What is the impact of web technologies on all of this?
Web-based technologies, such as the Practice Fusion EHR, put a whole new layer onto the discussion. With very broad adoption of this EHR platform by a sizable segment of the small-sized independent practices, there are two kinds of data exchange to consider: (1) user-to-user exchange of data within the web platform, and (2) user-to-outside party exchange.
Within the Practice Fusion platform, user-to-user data exchange – chart sharing between different practices – is part of the near-term roadmap. As this capability becomes more robust, physicians can refer to other physicians on the same platform (or enroll them quickly – it’s fast, and it’s free), and basically share important elements of the same patient’s chart. Tying this into the physician-to-physician referral patterns makes those referrals better for all parties – the workup already done is visible to everyone sharing the chart, the thinking of other clinicians is documented, and the response to the referral goes back to the referring doc in a much better way (“closing the loop”).
Exchanging data with outside sources – the local hospital, labs, other docs using other systems – is different too. Some of the exchange might be local (point-to-point connection) – dropping an electronic output file, like a CCR or Immunization Reporting Record, onto the local doc’s computer, and then sending that document to an outside local destination (perhaps using Direct Project tools).

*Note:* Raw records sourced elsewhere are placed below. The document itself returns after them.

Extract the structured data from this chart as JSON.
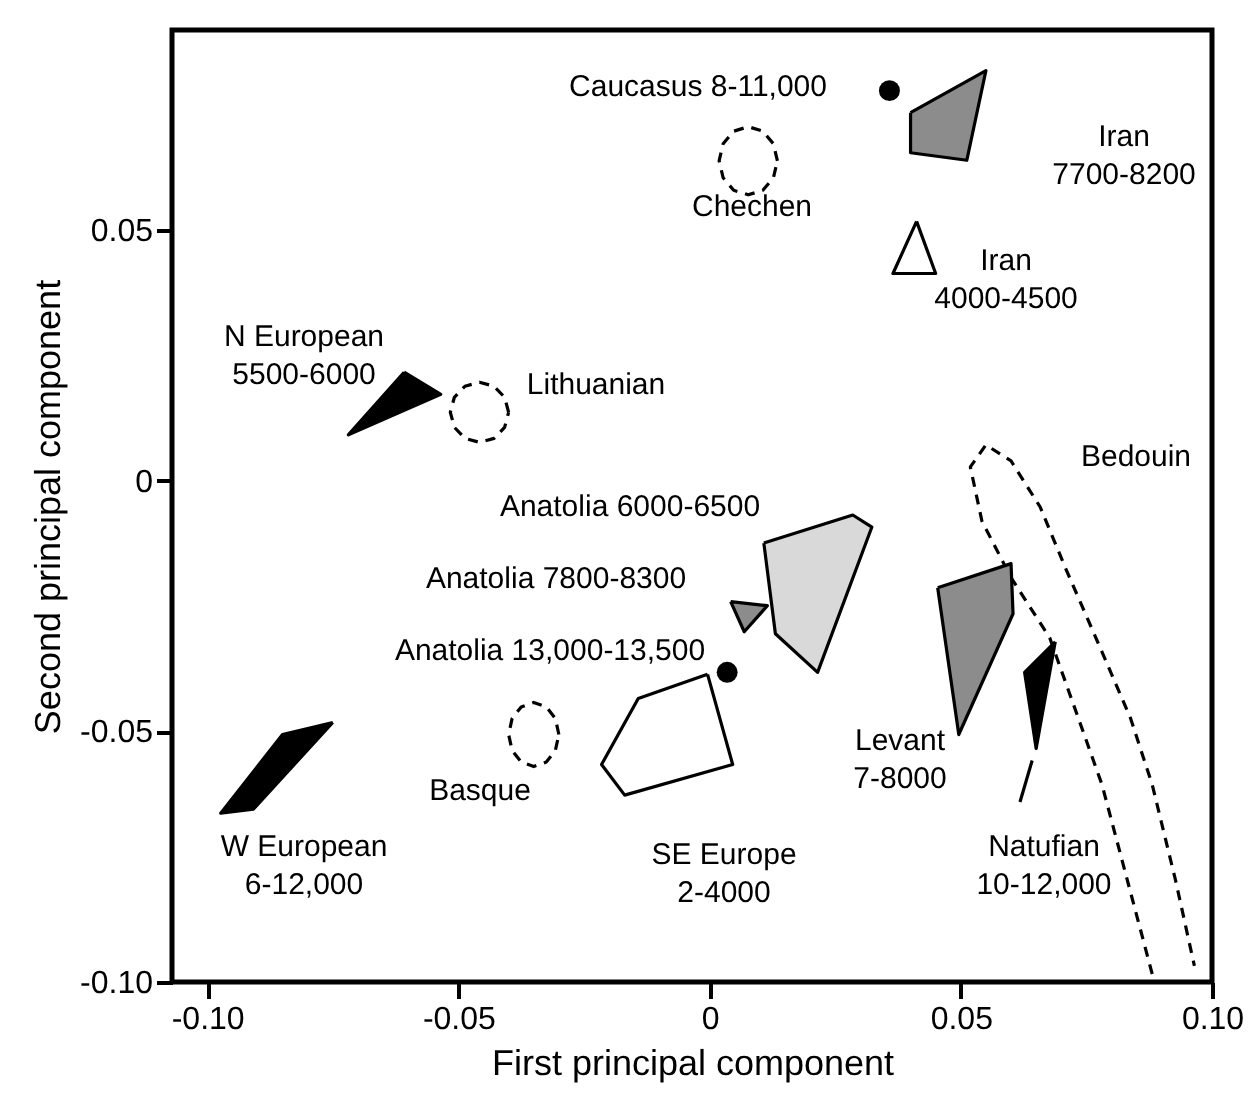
{
  "chart_data": {
    "type": "scatter",
    "xlabel": "First principal component",
    "ylabel": "Second principal component",
    "xlim": [
      -0.107,
      0.1
    ],
    "ylim": [
      -0.1,
      0.09
    ],
    "xticks": [
      {
        "value": -0.1,
        "label": "-0.10"
      },
      -0.05,
      0,
      0.05,
      {
        "value": 0.1,
        "label": "0.10"
      }
    ],
    "yticks": [
      {
        "value": -0.1,
        "label": "-0.10"
      },
      -0.05,
      0,
      0.05
    ],
    "grid": false,
    "series": [
      {
        "name": "Caucasus 8-11,000",
        "type": "scatter",
        "marker": "circle",
        "color": "#000000",
        "x": [
          0.0358
        ],
        "values": [
          0.0779
        ]
      },
      {
        "name": "Anatolia 13,000-13,500",
        "type": "scatter",
        "marker": "circle",
        "color": "#000000",
        "x": [
          0.0035
        ],
        "values": [
          -0.0382
        ]
      },
      {
        "name": "Iran\n7700-8200",
        "type": "area",
        "color": "#8c8c8c",
        "x": [
          0.04,
          0.055,
          0.0512,
          0.04,
          0.04
        ],
        "values": [
          0.0735,
          0.0819,
          0.064,
          0.0655,
          0.0735
        ]
      },
      {
        "name": "Chechen",
        "type": "area",
        "line_style": "dashed",
        "color": "#ffffff",
        "x": [
          0.0135,
          0.0127,
          0.0106,
          0.0077,
          0.0048,
          0.0027,
          0.0019,
          0.0027,
          0.0048,
          0.0077,
          0.0106,
          0.0127,
          0.0135
        ],
        "values": [
          0.0639,
          0.0673,
          0.0698,
          0.0707,
          0.0698,
          0.0673,
          0.0639,
          0.0605,
          0.058,
          0.0571,
          0.058,
          0.0605,
          0.0639
        ]
      },
      {
        "name": "Iran\n4000-4500",
        "type": "area",
        "color": "#ffffff",
        "x": [
          0.0412,
          0.0365,
          0.045,
          0.0412
        ],
        "values": [
          0.0518,
          0.0414,
          0.0414,
          0.0518
        ]
      },
      {
        "name": "N European\n5500-6000",
        "type": "area",
        "color": "#000000",
        "x": [
          -0.0608,
          -0.0535,
          -0.0719,
          -0.0608
        ],
        "values": [
          0.0217,
          0.0173,
          0.0092,
          0.0217
        ]
      },
      {
        "name": "Lithuanian",
        "type": "area",
        "line_style": "dashed",
        "color": "#ffffff",
        "x": [
          -0.04,
          -0.0408,
          -0.0429,
          -0.0458,
          -0.0487,
          -0.0508,
          -0.0516,
          -0.0508,
          -0.0487,
          -0.0458,
          -0.0429,
          -0.0408,
          -0.04
        ],
        "values": [
          0.0137,
          0.0167,
          0.0189,
          0.0197,
          0.0189,
          0.0167,
          0.0137,
          0.0107,
          0.0085,
          0.0077,
          0.0085,
          0.0107,
          0.0137
        ]
      },
      {
        "name": "Bedouin",
        "type": "area",
        "line_style": "dashed",
        "color": "#ffffff",
        "x": [
          0.0881,
          0.0781,
          0.0677,
          0.06,
          0.0542,
          0.0519,
          0.055,
          0.06,
          0.0658,
          0.0708,
          0.0781,
          0.0838,
          0.0881,
          0.0927,
          0.0965
        ],
        "values": [
          -0.0984,
          -0.0606,
          -0.0313,
          -0.0193,
          -0.008,
          0.0028,
          0.0072,
          0.004,
          -0.0052,
          -0.0173,
          -0.0341,
          -0.0474,
          -0.0606,
          -0.0795,
          -0.0968
        ]
      },
      {
        "name": "Anatolia 6000-6500",
        "type": "area",
        "color": "#d9d9d9",
        "x": [
          0.0108,
          0.0285,
          0.0323,
          0.0215,
          0.0131,
          0.0108
        ],
        "values": [
          -0.0124,
          -0.0068,
          -0.0092,
          -0.0382,
          -0.0305,
          -0.0124
        ]
      },
      {
        "name": "Anatolia 7800-8300",
        "type": "area",
        "color": "#8c8c8c",
        "x": [
          0.0042,
          0.0115,
          0.0069,
          0.0042
        ],
        "values": [
          -0.0241,
          -0.0249,
          -0.0301,
          -0.0241
        ]
      },
      {
        "name": "SE Europe\n2-4000",
        "type": "area",
        "color": "#ffffff",
        "x": [
          -0.0004,
          0.0046,
          -0.0169,
          -0.0215,
          -0.0142,
          -0.0004
        ],
        "values": [
          -0.0386,
          -0.0566,
          -0.0627,
          -0.0566,
          -0.0434,
          -0.0386
        ]
      },
      {
        "name": "Levant\n7-8000",
        "type": "area",
        "color": "#8c8c8c",
        "x": [
          0.0454,
          0.06,
          0.0604,
          0.0496,
          0.0454
        ],
        "values": [
          -0.0213,
          -0.0165,
          -0.0265,
          -0.0506,
          -0.0213
        ]
      },
      {
        "name": "Natufian\n10-12,000",
        "type": "area",
        "color": "#000000",
        "x": [
          0.0688,
          0.0627,
          0.065,
          0.0688
        ],
        "values": [
          -0.0321,
          -0.0382,
          -0.0534,
          -0.0321
        ]
      },
      {
        "name": "Basque",
        "type": "area",
        "line_style": "dashed",
        "color": "#ffffff",
        "x": [
          -0.03,
          -0.0307,
          -0.0325,
          -0.035,
          -0.0375,
          -0.0393,
          -0.04,
          -0.0393,
          -0.0375,
          -0.035,
          -0.0325,
          -0.0307,
          -0.03
        ],
        "values": [
          -0.0506,
          -0.0474,
          -0.0451,
          -0.0442,
          -0.0451,
          -0.0474,
          -0.0506,
          -0.0538,
          -0.0561,
          -0.057,
          -0.0561,
          -0.0538,
          -0.0506
        ]
      },
      {
        "name": "W European\n6-12,000",
        "type": "area",
        "color": "#000000",
        "x": [
          -0.075,
          -0.085,
          -0.0973,
          -0.0908,
          -0.075
        ],
        "values": [
          -0.0482,
          -0.0506,
          -0.0663,
          -0.0655,
          -0.0482
        ]
      }
    ]
  }
}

Other exchange can be done centrally, like lab connectivity, relieving the local doc of having to worry about building that bridge him/herself – when a connection is made with a large lab (e.g. LabCorp), the bridge only needs to be built once; after that, it is mainly an administrative matter of matching clients on either end (a “toll plaza issue” rather than a “bridge building issue”).
Conclusions
Health information exchange (lower case) will the be central issue in the next stage of EHR maturation. Stage 2 Meaningful Use should keep this focus. Large enterprises (the Epic’s of the world) will struggle to establish high-level data exchange, and may get bogged down in the intricacies and politics of Metadata Standards definitions (not unlike the DOD and VA experience). The market will encourage other smaller, more lightweight solutions – the Direct Project may be among the early successes. The impact of widely-adopted web-based EHRs will also drive data exchange in ways not foreseen by the NwHIN vantage point, and will change the landscape rather quickly. This next year will be one where intense innovation will help “connect the dots” of health data, and begin to knit together the highly fragmented status-quo of health care.